1.1. Teorias do cinema moderno

1.1.2. A rampa: superfície e profundidade

No seu livro A rampa, Serge Daney oferece uma seleção de alguns dos seus textos publicados nos Cahiers entre 1970 e 1981, com o propósito de (re)traçar o retorno crítico da revista a certa herança bazaniana, “mais empenhada no ensaísmo crítico e no pensar a partir das obras do que na aplicação, em abstrato, de princípios teóricos generalizantes”31. De fato, essa revisão ocorre após os anos da “deconstrução” e do “teorismo dogmático” característicos da fase maoísta que, por sua vez, foi marcada pelo intenso debate Cahiers-

Cinéthique. “Daney simboliza a força do crítico na nova fase pós-desconstrução, em que se

recuperou a reflexão a partir do constante corpo-a-corpo com os filmes e se deixou de estigmatizar a cinefilia”, afirma Xavier32. Os ensaios contidos em A rampa são organizados em torno de questões e momentos determinantes dessa passagem epistemológica, sempre acompanhados de comentários, escritos pelo autor, que colocam em perspectiva a sua própria trajetória no contexto mais amplo da crítica de cinema.

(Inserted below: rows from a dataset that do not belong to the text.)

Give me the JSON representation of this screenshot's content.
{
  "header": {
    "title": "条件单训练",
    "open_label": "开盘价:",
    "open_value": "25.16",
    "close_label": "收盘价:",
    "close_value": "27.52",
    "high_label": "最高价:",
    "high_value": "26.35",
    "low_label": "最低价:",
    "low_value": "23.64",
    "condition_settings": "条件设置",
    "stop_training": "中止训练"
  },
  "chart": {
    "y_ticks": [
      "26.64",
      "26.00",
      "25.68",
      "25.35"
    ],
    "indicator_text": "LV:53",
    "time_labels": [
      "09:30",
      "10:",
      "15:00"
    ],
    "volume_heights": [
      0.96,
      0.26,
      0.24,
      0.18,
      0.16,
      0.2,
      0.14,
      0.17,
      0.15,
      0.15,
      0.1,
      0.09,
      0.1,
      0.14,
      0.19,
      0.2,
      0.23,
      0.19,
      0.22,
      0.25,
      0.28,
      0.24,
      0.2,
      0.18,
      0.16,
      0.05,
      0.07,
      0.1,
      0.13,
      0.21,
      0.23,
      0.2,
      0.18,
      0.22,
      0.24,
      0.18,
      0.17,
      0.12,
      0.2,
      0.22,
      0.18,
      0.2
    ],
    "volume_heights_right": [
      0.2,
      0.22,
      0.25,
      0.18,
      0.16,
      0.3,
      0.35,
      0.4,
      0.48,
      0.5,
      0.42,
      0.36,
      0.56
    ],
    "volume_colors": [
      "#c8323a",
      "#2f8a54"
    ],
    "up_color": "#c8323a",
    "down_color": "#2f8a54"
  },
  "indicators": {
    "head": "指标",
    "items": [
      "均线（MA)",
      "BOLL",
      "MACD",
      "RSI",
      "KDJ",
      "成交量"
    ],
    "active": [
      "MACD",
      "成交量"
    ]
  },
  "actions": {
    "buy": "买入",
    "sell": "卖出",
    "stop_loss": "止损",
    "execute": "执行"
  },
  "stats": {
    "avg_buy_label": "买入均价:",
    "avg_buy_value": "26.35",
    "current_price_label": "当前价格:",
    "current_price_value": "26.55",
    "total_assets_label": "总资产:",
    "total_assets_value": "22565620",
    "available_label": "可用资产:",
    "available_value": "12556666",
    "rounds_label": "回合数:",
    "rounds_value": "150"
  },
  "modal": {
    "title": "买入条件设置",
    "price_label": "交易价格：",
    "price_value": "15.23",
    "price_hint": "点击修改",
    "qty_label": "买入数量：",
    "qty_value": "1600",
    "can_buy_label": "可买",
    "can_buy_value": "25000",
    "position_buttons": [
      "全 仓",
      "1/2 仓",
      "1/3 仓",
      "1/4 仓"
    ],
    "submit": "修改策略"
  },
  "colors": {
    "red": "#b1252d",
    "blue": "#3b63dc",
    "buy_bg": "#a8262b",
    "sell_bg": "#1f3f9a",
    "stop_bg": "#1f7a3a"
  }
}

Para fechar o livro, Daney escreve um ensaio curto, intitulado “A rampa (bis)”, que apresenta “um novo ponto de vista para pensar a oposição clássico/moderno que encontrara outras variantes no pensamento de Bazin, nos Cahiers du cinéma nos anos 60, em Noel Burch, Christian Metz e Pasolini”33. Com base no conceito de scénographie, entendido, aqui, como a síntese formal da mise en scène, do olhar da câmera e dos procedimentos de montagem, bem como as suas possíveis variações, o pensador estabelece uma taxonomia de três momentos principais da história do cinema: o clássico, o moderno, e o pós-1970.

Nesse sentido, o clássico (e sua cenografia) seria “o momento bastante curto da história do cinema – trinta anos? – em que os cineastas souberam produzir o engodo do que parece faltar desde sempre no cinema: a profundidade”34. Essa profundidade

fundamental convoca e realiza, sem cessar, o desejo do espectador “de ver mais, de ver por

trás, de ver através”, de alcançar “o segredo atrás da porta”35, rumo à revelação final. Assim, os melhores diretores seriam aqueles capazes de utilizar os objetos da cena para                                                                                                                

31 XAVIER, Ismail. O discurso cinematográfico, p. 190. 32

XAVIER, Ismail. O discurso cinematográfico, p. 190.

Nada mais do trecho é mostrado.